L'opération aura duré deux heures avant que la police n'y mette un terme. Tôt ce mercredi matin, James Colomina se rend en bord de Seine, à côté du Trocadéro, en face de la Tour Eiffel sur laquelle ont été accrochés les anneaux olympiques. "J'ai puisé de l'eau dans la Seine pour remplir cinquante bouteilles, nous raconte-t-il. Et les mettre en vente à un prix assez exorbitant. 10 euros les cinquante centilitres."

Avec cette installation, James Colomina dénonce le coût de dépollution de la Seine pour permettre la baignade lors des épreuves des jeux olympiques : 1 milliard quatre cent mille euros. "Ils mettent 1,4 milliard pour nettoyer la Seine en disant qu'on va pouvoir se baigner dedans.

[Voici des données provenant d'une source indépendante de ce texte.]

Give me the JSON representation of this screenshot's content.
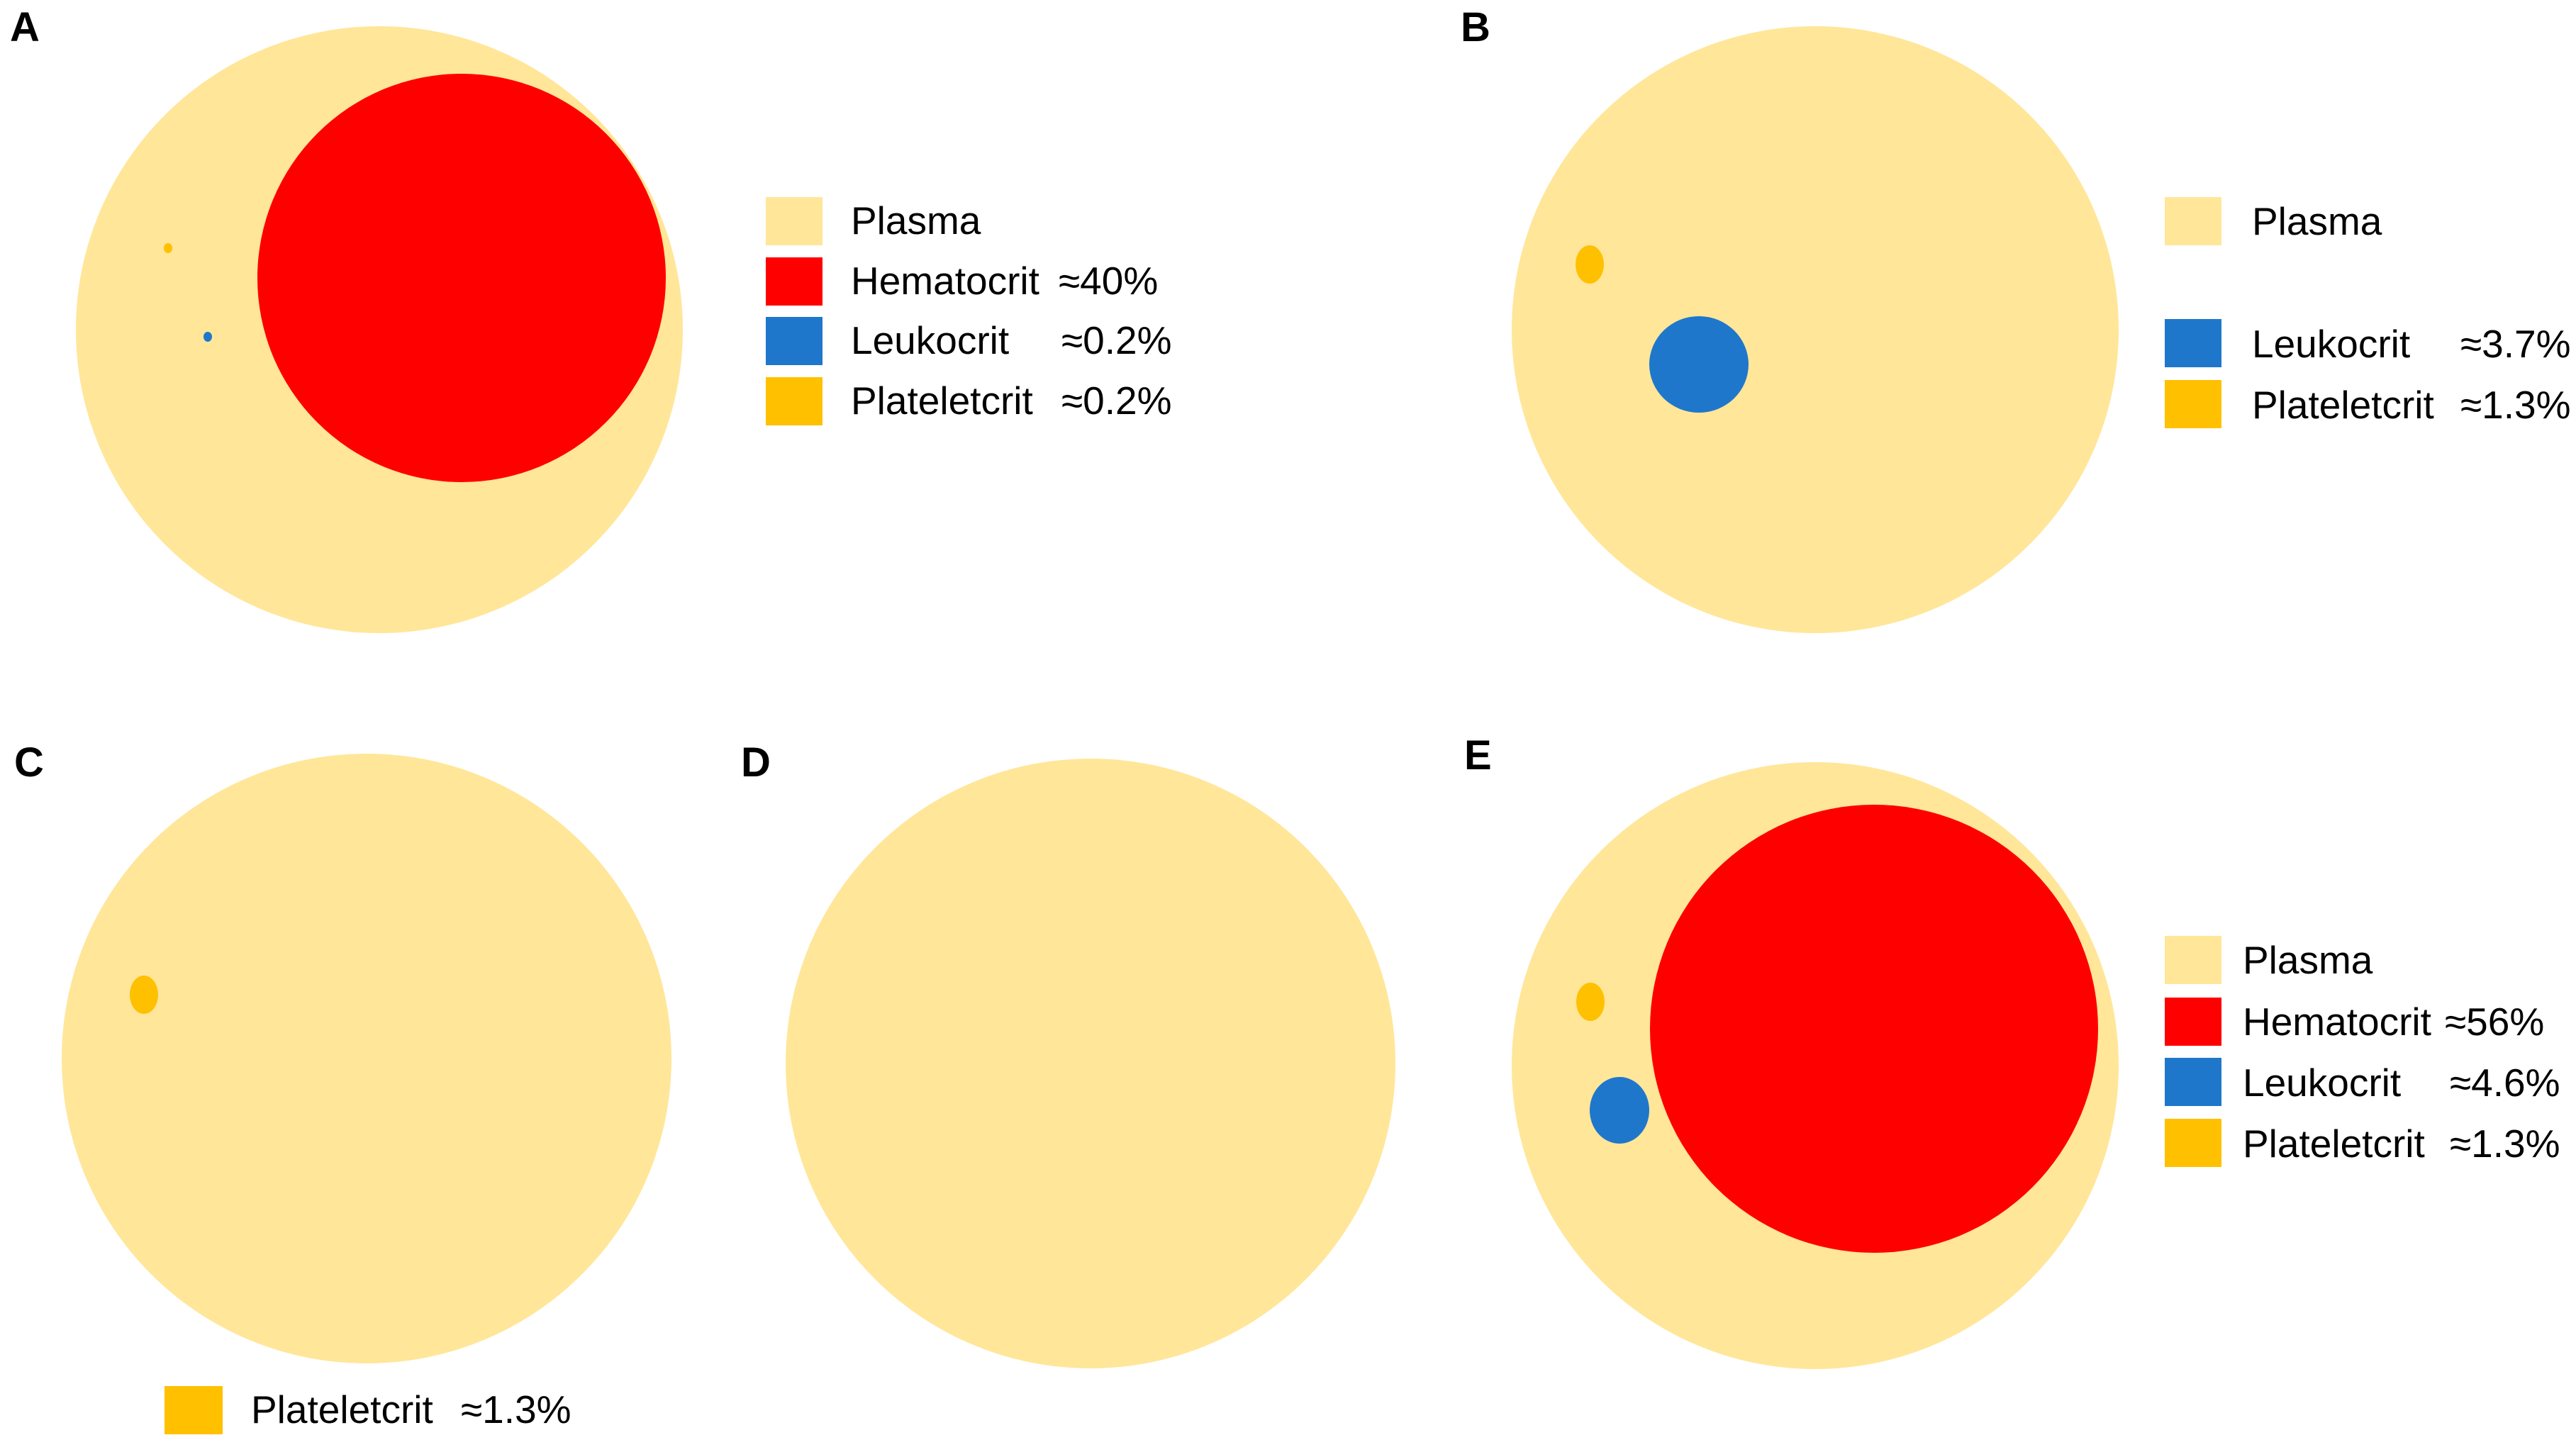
{
  "colors": {
    "plasma": "#FFE699",
    "hematocrit": "#FF0000",
    "leukocrit": "#1F77CC",
    "plateletcrit": "#FFC000"
  },
  "panels": {
    "A": {
      "letter": "A",
      "components": {
        "hematocrit": true,
        "leukocrit": true,
        "plateletcrit": true
      },
      "legend": [
        {
          "key": "plasma",
          "label": "Plasma",
          "value": ""
        },
        {
          "key": "hematocrit",
          "label": "Hematocrit",
          "value": "≈40%"
        },
        {
          "key": "leukocrit",
          "label": "Leukocrit",
          "value": "≈0.2%"
        },
        {
          "key": "plateletcrit",
          "label": "Plateletcrit",
          "value": "≈0.2%"
        }
      ]
    },
    "B": {
      "letter": "B",
      "components": {
        "hematocrit": false,
        "leukocrit": true,
        "plateletcrit": true
      },
      "legend": [
        {
          "key": "plasma",
          "label": "Plasma",
          "value": ""
        },
        {
          "key": "leukocrit",
          "label": "Leukocrit",
          "value": "≈3.7%"
        },
        {
          "key": "plateletcrit",
          "label": "Plateletcrit",
          "value": "≈1.3%"
        }
      ]
    },
    "C": {
      "letter": "C",
      "components": {
        "hematocrit": false,
        "leukocrit": false,
        "plateletcrit": true
      },
      "legend": [
        {
          "key": "plateletcrit",
          "label": "Plateletcrit",
          "value": "≈1.3%"
        }
      ]
    },
    "D": {
      "letter": "D",
      "components": {
        "hematocrit": false,
        "leukocrit": false,
        "plateletcrit": false
      },
      "legend": []
    },
    "E": {
      "letter": "E",
      "components": {
        "hematocrit": true,
        "leukocrit": true,
        "plateletcrit": true
      },
      "legend": [
        {
          "key": "plasma",
          "label": "Plasma",
          "value": ""
        },
        {
          "key": "hematocrit",
          "label": "Hematocrit",
          "value": "≈56%"
        },
        {
          "key": "leukocrit",
          "label": "Leukocrit",
          "value": "≈4.6%"
        },
        {
          "key": "plateletcrit",
          "label": "Plateletcrit",
          "value": "≈1.3%"
        }
      ]
    }
  }
}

Mais bon, franchement personne n'y croit", estime James Colomina qui constaté un dépôt et un peu d'algues dans ses bouteilles d'eau de Seine.

Tout cet argent, ça va être perdu à mon avis. 1,4 milliard, c'est beaucoup. On aurait pu en faire autre chose. Au lieu de virer tous les sans-abris de Paris, ils auraient pu mettre un peu d'argent pour trouver des logements.

James Colomina

"Récupérer les valeurs du sport pour en faire autre chose, je suis contre"

À la question de savoir s'il est anti-JO, James Colomina répond par la négative. "En fait, je suis un peu contre la connerie." Pour l'artiste, certains s'approprient les valeurs du sport pour en faire autre chose.

Au travers de ces valeurs, il y a beaucoup de gens qui font de l'argent, qui font passer des projets.

James Colomina

"Avec les JO, ils sont en train de faire passer la reconnaissance faciale, ils foutent un 1,4 milliard dans la Seine, c'est plein de trucs comme ça. Je suis contre ça", témoigne-t-il encore. Ce message, James Colomina l'a déjà fait passer lors d'une autre installation lors du passage de la flamme olympique dans sa ville de Toulouse. L'œuvre, baptisée Le pêcheur aux anneaux, vise à faire réfléchir sur l'exploitation et la commercialisation des évènements sportifs mondiaux.

Une Eau de Seine vendue

S'il a changé ses habitudes pour cette dernière performance artistique réalisée de jour, c'est parce que James Colomina souhaitait un minimum d'interaction. Et une personne a acheté une bouteille de son Eau de Seine. "C'était un touriste, un Anglais. On lui a dit de pas boire l'eau bien sûr, parce qu'on ne sait jamais !"

Que va-t-il faire des 49 autres bouteilles ? "Pour l'instant, je vais les rapatrier, les garder", nous dit-il. Refaire une vente ? Rien n'est moins sûr, car James Colomina est un adepte du "one shot" et puis à Paris, "l'étau se resserre". Difficile d'agir discrètement. Une fois repérés par la police, au bout de deux heures, James Colomina et son complice ont été simplement invités à remballer leur installation et à quitter immédiatement les lieux.